Haaretz a également cité un responsable de la page Facebook qui a déclaré que la guerre de 2003 a ouvert de nouveaux canaux de communication avec les Irakiens, qui sont devenus plus faciles avec la signature d’accords de normalisation avec les EAU et d’autres pays. Des Irakiens munis d’un second passeport ont été amenés en “Israël” sous le prétexte du “tourisme” depuis 2018, ce que l’organisation prétend être indépendant de son travail avec le gouvernement d’occupation en tant que gestionnaire de la page. La page appelle publiquement à la normalisation et lance des sondages d’opinion.
Un projet qui vacille
Le gouvernement irakien et divers partis politiques ont exprimé leur rejet catégorique des réunions “illégales” tenues par certaines personnalités tribales dans la ville d’Erbil, dans la région du Kurdistan irakien, qui ont appelé à la normalisation des relations avec “Israël”. Des mandats d’arrêt ont été émis contre les participants à la conférence “Paix et réforme” d’Erbil, et l’un des principaux orateurs de la conférence, Wissam Al-Hardan, a été suspendu de son poste de chef du Mouvement de l’éveil.
À la lumière de ces événements, la colère a éclaté dans les rues d’Irak, et les militants sur les médias sociaux ont exigé que tous les participants soient tenus responsables des crimes qu’ils ont commis, conformément aux lois irakiennes.
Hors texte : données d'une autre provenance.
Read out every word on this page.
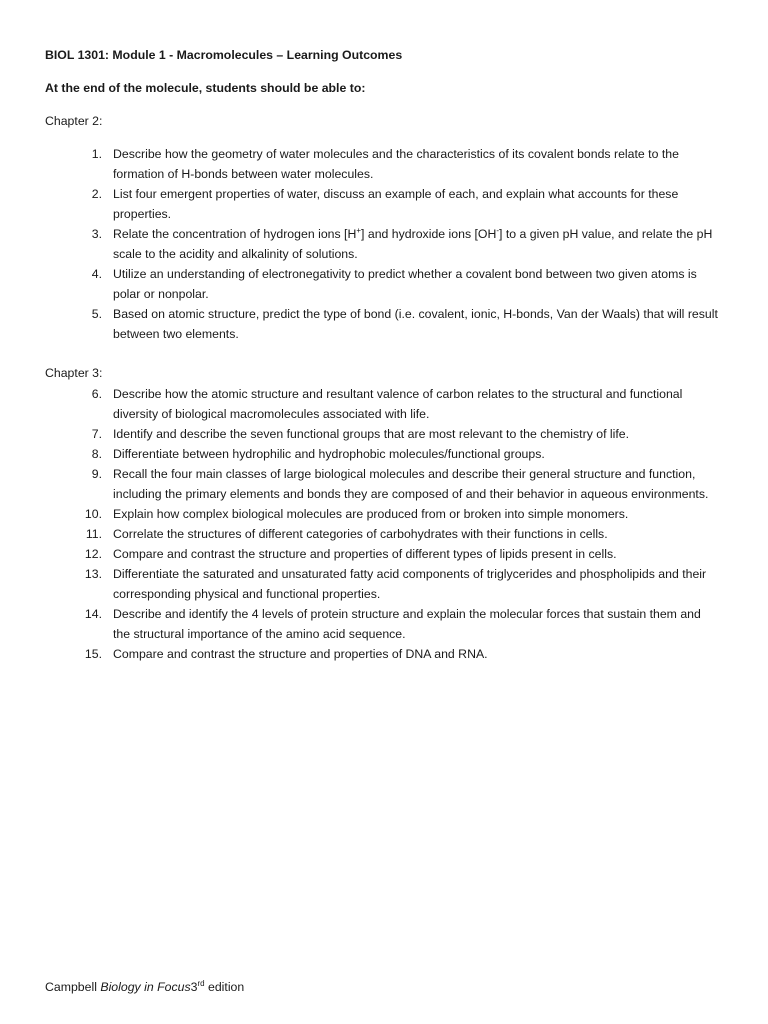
BIOL 1301: Module 1 - Macromolecules – Learning Outcomes
At the end of the molecule, students should be able to:
Chapter 2:
1. Describe how the geometry of water molecules and the characteristics of its covalent bonds relate to the formation of H-bonds between water molecules.
2. List four emergent properties of water, discuss an example of each, and explain what accounts for these properties.
3. Relate the concentration of hydrogen ions [H+] and hydroxide ions [OH-] to a given pH value, and relate the pH scale to the acidity and alkalinity of solutions.
4. Utilize an understanding of electronegativity to predict whether a covalent bond between two given atoms is polar or nonpolar.
5. Based on atomic structure, predict the type of bond (i.e. covalent, ionic, H-bonds, Van der Waals) that will result between two elements.
Chapter 3:
6. Describe how the atomic structure and resultant valence of carbon relates to the structural and functional diversity of biological macromolecules associated with life.
7. Identify and describe the seven functional groups that are most relevant to the chemistry of life.
8. Differentiate between hydrophilic and hydrophobic molecules/functional groups.
9. Recall the four main classes of large biological molecules and describe their general structure and function, including the primary elements and bonds they are composed of and their behavior in aqueous environments.
10. Explain how complex biological molecules are produced from or broken into simple monomers.
11. Correlate the structures of different categories of carbohydrates with their functions in cells.
12. Compare and contrast the structure and properties of different types of lipids present in cells.
13. Differentiate the saturated and unsaturated fatty acid components of triglycerides and phospholipids and their corresponding physical and functional properties.
14. Describe and identify the 4 levels of protein structure and explain the molecular forces that sustain them and the structural importance of the amino acid sequence.
15. Compare and contrast the structure and properties of DNA and RNA.
Campbell Biology in Focus3rd edition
Les Irakiens n’ont pas oublié l’injustice de l’occupation israélienne à l’égard de leurs frères palestiniens et arabes, et ils n’oublieront certainement pas le rôle que les Israéliens ont joué en laissant entendre et en appelant à une guerre dévastatrice menée par les États-Unis contre leur pays en 2003. Une guerre dont les effets dévastateurs se font encore sentir à ce jour.